Mr Dalyell was elected to the House of Commons in 1962

But there was more, much, much more to Tam Dalyell than simply his involvement in the Home Rule debate, trenchant though that was. He was a rebel with umpteen causes - frequently focusing upon global issues with his trademark zeal.

For a spell, it seemed as if Margaret Thatcher could scarcely stand up in the Commons without Tam Dalyell pursuing her over the fate of the Argentinian warship, the Belgrano, during the Falklands conflict.

Tam was agin the Gulf War, he questioned Libyan involvement in the Lockerbie bomb, he challenged his own party's Prime Minister over the invasion of Iraq. To be clear, these are but a few, a fraction, of the causes he followed.

His critics - and there were one or two - say he was too inclined towards conspiracy theorising. They say that he was prone to pursuing a topic even when repeatedly advised that the facts pointed another way.

But Tam Dalyell paid little heed. He believed he had a duty to challenge authority, to question, to interrogate. A duty in the public interest. With no personal gain for himself; quite the reverse.

Valiant campaigner

In Linlithgow today, his former constituents told of another Tam, of the diligent, dedicated MP who would support local events, who would pursue local issues. Who was a helping hand.

Me? I remember a valiant campaigner for truth and justice. Some said he was quixotic, tilting at chimerical windmills. Others, even among his critics, saw him as a one-man check upon executive power, upon intrinsic Establishment tendencies towards chicanery and deceit.

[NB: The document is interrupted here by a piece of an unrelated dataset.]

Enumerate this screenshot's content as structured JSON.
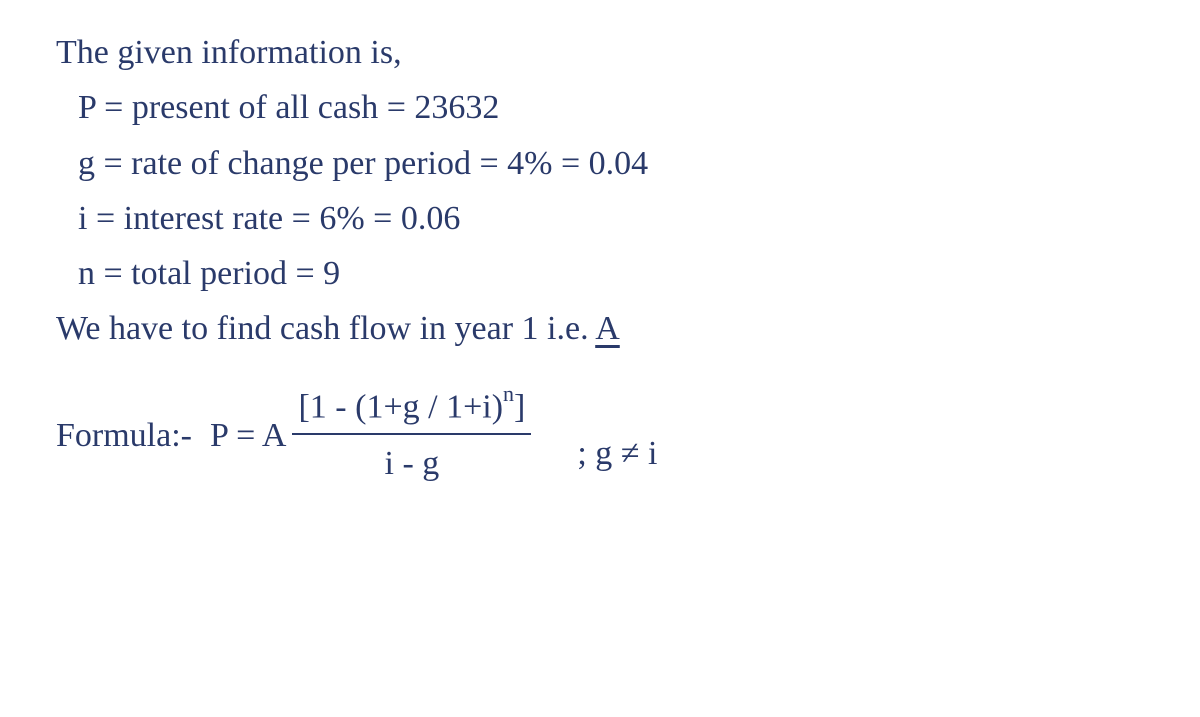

He was the necessary irritant which prompted the political machine to work. He was the seemingly abrasive sandpaper which, eventually, helped smooth the wood to perfection.

Politics has enough, more than enough, of the complacent and the complaisant. We could use more like Tam - if such is imaginable. More like the man who summed himself up in his autobiography, entitled "The Importance of Being Awkward."

He will be missed. My sympathy to Kathleen and his family.